Um vídeo que viralizou nas redes sociais em fevereiro de 2026 reacendeu um debate antigo e polêmico: afinal, encontrar um produto vencido na prateleira do supermercado dá direito a levar outro de graça? Em Joinville, Santa Catarina, uma cliente exigiu dois produtos gratuitamente após encontrar itens vencidos, o dono do mercado negou alegando má-fé, e a situação terminou com a Polícia Militar lavrando um Termo Circunstanciado contra a consumidora por desacato. Como advogado, posso afirmar: a resposta para essa pergunta não é tão simples quanto parece, e depende de onde você mora.
A confusão começa porque não existe uma lei federal que obrigue supermercados a fornecer produtos gratuitamente quando um item vencido é encontrado. O Código de Defesa do Consumidor (Lei 8.078/1990), em seu artigo 18, classifica produtos vencidos como vício de qualidade e determina que o comércio deve reparar o dano com troca imediata, reembolso ou abatimento proporcional. Mas nada fala em produto gratuito adicional. Essa regra, quando existe, vem de leis estaduais ou municipais.
Em Santa Catarina, a Lei Estadual nº 17.132/2017 é clara: se um consumidor encontrar um produto vencido exposto à venda, o estabelecimento deve fornecer um produto idêntico ou similar gratuitamente e dentro da validade. A regra vale para um único produto por tipo de item vencido encontrado. Se há cinco pacotes de granola e três de biscoitos vencidos, o consumidor que os identificar ganha um pacote de granola e um de biscoito, não cinco e três. Na Paraíba, a Lei 9.773/2012 é ainda mais generosa: o consumidor tem direito ao produto vencido substituído mais um outro gratuito, totalizando dois produtos. Já no Estado de São Paulo, não há lei estadual específica sobre o tema, aplicando-se apenas o CDC.
O caso de Joinville, porém, expõe o lado obscuro dessa proteção. Segundo o boletim de ocorrência, aquela era a terceira vez que a mesma cliente repetia a ação no mesmo mercado. O proprietário acusou-a de agir de má-fé, e especialistas concordam que ele pode ter razão. Raíssa Bohn, advogada e professora de direito do consumidor na UniSociesc, foi direta: “O direito do consumidor não nasceu para premiar esperteza, e sim para garantir respeito, saúde e confiança nas relações de compra”. Ela alerta que procurar produtos vencidos reiteradamente com a intenção de obter vantagem pode configurar abuso de direito, princípio previsto no artigo 187 do Código Civil.
A boa-fé objetiva, prevista no artigo 422 do Código Civil e aplicável às relações de consumo, exige que ambas as partes ajam com lealdade e honestidade. Se o consumidor passa a “caçar” produtos vencidos como se fosse uma promoção, ele deixa de ser vítima e passa a ser oportunista. O objetivo das leis estaduais, como bem explicou o advogado Indalécio Rocha, também professor na UniSociesc, é criar um programa de incentivo à fiscalização social, com caráter pedagógico e preventivo. O consumidor ajuda a fiscalizar, o fornecedor corrige a falha. Não se trata de transformar descuidos humanos em oportunidade de ganho.

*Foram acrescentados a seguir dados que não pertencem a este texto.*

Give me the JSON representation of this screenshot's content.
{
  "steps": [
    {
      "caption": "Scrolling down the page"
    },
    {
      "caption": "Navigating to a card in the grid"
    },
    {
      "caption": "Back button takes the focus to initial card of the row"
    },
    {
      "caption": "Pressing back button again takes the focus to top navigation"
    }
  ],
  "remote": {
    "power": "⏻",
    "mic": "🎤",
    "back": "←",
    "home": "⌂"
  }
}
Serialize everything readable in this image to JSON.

Há também uma dimensão ética que não pode ser ignorada. Supermercados são operados por pessoas. Quem repõe as prateleiras, muitas vezes, são jovens em primeiro emprego, sujeitos a erros. Comunicar o problema ao gerente melhora o sistema para todos. Explorar o problema, voltando repetidamente ao mesmo local para “ganhar” produtos, não apenas desvia a finalidade da lei como pode gerar prejuízos desproporcionais ao estabelecimento, especialmente os de pequeno porte.
Do ponto de vista prático, o consumidor que encontrar um produto vencido deve procurar a equipe do estabelecimento e informar o problema. Se o comércio se negar a cumprir a lei estadual (onde ela existe), o Procon pode ser acionado. Mas é fundamental agir com boa-fé. Se você já fez isso três vezes no mesmo mercado, como no caso que viralizou, prepare-se para ter sua conduta questionada.

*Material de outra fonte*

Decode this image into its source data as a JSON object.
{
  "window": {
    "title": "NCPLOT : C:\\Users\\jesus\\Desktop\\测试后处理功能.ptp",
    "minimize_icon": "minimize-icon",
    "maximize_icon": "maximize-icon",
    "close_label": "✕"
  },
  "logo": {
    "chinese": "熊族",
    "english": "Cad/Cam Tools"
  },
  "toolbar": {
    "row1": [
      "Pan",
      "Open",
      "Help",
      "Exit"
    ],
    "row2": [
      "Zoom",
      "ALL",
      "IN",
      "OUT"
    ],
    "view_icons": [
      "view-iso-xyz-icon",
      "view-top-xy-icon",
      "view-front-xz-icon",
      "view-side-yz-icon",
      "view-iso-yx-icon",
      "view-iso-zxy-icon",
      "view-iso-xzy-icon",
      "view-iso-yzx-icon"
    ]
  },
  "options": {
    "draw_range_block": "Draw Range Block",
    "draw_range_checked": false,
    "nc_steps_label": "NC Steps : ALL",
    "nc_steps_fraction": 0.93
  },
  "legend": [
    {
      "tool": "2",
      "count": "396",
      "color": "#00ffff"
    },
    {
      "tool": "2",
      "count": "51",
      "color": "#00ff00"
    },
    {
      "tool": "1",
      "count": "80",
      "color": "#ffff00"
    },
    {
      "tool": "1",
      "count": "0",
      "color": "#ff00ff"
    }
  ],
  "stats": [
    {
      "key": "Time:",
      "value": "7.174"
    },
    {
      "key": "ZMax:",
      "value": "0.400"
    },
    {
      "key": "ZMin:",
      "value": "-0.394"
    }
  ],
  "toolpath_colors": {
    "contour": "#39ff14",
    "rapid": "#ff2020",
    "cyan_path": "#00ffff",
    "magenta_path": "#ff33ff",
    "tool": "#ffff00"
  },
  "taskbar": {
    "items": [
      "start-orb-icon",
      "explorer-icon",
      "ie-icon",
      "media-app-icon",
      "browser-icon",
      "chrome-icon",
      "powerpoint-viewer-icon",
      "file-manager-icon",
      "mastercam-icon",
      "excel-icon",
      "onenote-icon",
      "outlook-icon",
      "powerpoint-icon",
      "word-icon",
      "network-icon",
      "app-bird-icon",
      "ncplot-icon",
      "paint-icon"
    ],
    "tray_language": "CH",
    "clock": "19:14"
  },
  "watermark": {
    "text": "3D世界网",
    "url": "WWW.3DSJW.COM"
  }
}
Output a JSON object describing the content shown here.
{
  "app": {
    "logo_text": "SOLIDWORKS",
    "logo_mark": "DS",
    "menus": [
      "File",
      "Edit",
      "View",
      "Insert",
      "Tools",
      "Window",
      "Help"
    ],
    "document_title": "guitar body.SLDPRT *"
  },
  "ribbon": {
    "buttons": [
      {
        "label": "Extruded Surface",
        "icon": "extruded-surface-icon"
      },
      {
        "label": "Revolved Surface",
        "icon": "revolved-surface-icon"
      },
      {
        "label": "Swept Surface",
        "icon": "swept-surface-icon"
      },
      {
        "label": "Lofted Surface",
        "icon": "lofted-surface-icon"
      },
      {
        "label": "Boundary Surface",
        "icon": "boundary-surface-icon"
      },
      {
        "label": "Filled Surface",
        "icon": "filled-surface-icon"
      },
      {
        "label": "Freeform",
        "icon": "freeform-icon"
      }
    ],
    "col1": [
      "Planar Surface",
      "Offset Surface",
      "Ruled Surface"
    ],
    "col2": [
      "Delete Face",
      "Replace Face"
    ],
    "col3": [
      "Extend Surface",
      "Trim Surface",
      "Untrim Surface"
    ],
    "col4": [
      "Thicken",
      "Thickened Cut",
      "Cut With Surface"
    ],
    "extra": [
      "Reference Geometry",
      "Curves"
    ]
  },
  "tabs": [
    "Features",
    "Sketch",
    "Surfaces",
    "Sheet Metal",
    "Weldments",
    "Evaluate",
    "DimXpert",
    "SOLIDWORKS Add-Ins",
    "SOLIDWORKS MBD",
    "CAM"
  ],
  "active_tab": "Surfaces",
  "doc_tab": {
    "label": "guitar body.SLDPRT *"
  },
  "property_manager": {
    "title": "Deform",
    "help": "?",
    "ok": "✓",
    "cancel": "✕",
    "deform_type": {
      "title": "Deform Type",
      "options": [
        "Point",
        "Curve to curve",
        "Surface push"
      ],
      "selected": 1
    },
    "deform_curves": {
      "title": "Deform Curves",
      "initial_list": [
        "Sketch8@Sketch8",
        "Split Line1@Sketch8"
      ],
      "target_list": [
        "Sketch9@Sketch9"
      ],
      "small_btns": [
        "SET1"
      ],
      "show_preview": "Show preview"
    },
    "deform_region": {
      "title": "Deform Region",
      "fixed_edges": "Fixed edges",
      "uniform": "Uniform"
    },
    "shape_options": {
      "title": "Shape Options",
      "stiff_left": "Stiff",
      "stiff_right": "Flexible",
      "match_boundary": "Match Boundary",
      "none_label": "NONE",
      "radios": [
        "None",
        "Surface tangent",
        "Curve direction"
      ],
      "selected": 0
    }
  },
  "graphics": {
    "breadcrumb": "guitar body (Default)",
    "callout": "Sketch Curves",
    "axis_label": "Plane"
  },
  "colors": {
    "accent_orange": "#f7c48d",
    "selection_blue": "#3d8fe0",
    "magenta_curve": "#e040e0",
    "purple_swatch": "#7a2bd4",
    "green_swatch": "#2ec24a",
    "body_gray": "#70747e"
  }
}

Por outro lado, cabe aos mercados se esforçarem mais para terem um controle mais adequado das datas de vencimento dos produtos, negociando com fornecedores e concedendo promoções por exemplo para evitar perdas. Não pode haver enriquecimento dos estabelecimentos por terem lucro em produtos que possam fazer mal a alguém. A lei pune fortemente isso, claro!
A polêmica deixa uma lição importante: direitos existem para proteger, não para serem explorados. A lei é uma ferramenta de equilíbrio, não de enriquecimento sem causa. E, como sempre, o bom senso é o melhor conselheiro.